Pour l’ancien député travailliste Daniel Bensimon, la victoire de Netanyahou est celle d’un homme contre tous et le reflet d’une société très divisée. Elle marque le retour d’une vision d’avant-hier.

Le Premier ministre israélien Benyamin Netanyahou, le 1er février 2015. (GALI TIBBON / POOL / AFP)
Le Premier ministre israélien Benyamin Netanyahou, le 1er février 2015. (GALI TIBBON / POOL / AFP)

Daniel Bensimon est ancien député travailliste israélien. Quelques heures après l’annonce des résultats des élections législatives en Israël, qui ont vu la victoire inattendue et nette du parti de Benyamin Netanyahou : avec plus de 23% des suffrages, le Likoud devance de presque 5 points son principal concurrent, la liste de centre gauche Union sioniste d’Isaac Herzog, pourtant favorite des sondages. Un choc pour Daniel Bensimon, qui livre les premiers éléments d’analyse de ce scrutin. Interview.

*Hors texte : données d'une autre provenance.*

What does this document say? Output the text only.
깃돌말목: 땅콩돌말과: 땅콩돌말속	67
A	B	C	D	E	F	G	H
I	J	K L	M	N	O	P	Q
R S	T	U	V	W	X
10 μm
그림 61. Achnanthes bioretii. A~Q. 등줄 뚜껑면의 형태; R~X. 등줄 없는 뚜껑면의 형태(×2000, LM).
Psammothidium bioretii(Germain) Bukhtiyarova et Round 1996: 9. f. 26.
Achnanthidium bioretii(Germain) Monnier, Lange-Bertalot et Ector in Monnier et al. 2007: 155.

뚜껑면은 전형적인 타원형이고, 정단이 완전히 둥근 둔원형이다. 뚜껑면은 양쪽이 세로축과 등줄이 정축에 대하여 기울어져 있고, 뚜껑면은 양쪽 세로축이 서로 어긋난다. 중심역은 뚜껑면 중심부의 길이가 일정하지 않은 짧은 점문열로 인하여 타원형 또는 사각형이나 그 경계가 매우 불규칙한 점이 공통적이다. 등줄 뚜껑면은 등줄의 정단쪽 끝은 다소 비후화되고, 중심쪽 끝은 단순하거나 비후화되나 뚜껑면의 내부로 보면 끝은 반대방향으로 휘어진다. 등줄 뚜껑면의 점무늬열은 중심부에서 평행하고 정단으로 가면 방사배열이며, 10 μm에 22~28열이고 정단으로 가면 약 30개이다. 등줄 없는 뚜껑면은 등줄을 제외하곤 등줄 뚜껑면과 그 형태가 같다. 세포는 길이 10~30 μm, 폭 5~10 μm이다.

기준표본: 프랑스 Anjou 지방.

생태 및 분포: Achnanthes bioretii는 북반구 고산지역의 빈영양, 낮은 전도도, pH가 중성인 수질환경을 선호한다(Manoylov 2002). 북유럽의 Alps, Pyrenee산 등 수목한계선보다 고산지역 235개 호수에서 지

Avec 30 sièges à la Knesset, Benyamin Netanyahou a soufflé la victoire tant espérée par la gauche israélienne. Les travaillistes sont sous le choc ?

– Je ne m’attendais pas à cette victoire. Il va falloir maintenant réfléchir et comprendre. Ce n’est pas une victoire de justesse. C’est une victoire impressionnante. Netanyahou a cassé à lui seul toute la gauche. Le Meretz [extrême gauche, NDLR] est presque au seuil de la disparition. Ce qui est aussi choquant, c’est que les partis de centre et de gauche ont été soutenus par les grandes villes riches d’Israël alors que l’Israël pauvre, et les classes moyennes, ont voté pour la droite. Il y a un message à écouter : malgré la pauvreté les gens croient en Netanyahou, en sa façon capitaliste de gouverner. Il appauvrit Israël et les pauvres mais les victimes ont voté pour lui.

Comment comprenez-vous cette distorsion ?

– Quelques heures à peine après ces résultats nous avons besoin de temps pour lire ces résultats. Mais une division très claire s’est dessinée entre les élites israéliennes libérales et l’électorat conservateur. On pensait que cet électorat était très mal avec Netanyahou, surtout sur les questions sociales et économiques, mais il a malgré tout écrasé tous les autres partis… et même les membres de son parti.

C’est une victoire de Benyamin Netanyahou plus que du Likoud et de la droite en général ?

– Oui c’est surtout une victoire de Netanyahou. La droite a perdu. Le parti de Benett [Bayit Hayehudi, droite nationaliste pro-colonies, NDLR] a reçu un coup très grave. Le score de Likoud est un score personnel de Netanyahou.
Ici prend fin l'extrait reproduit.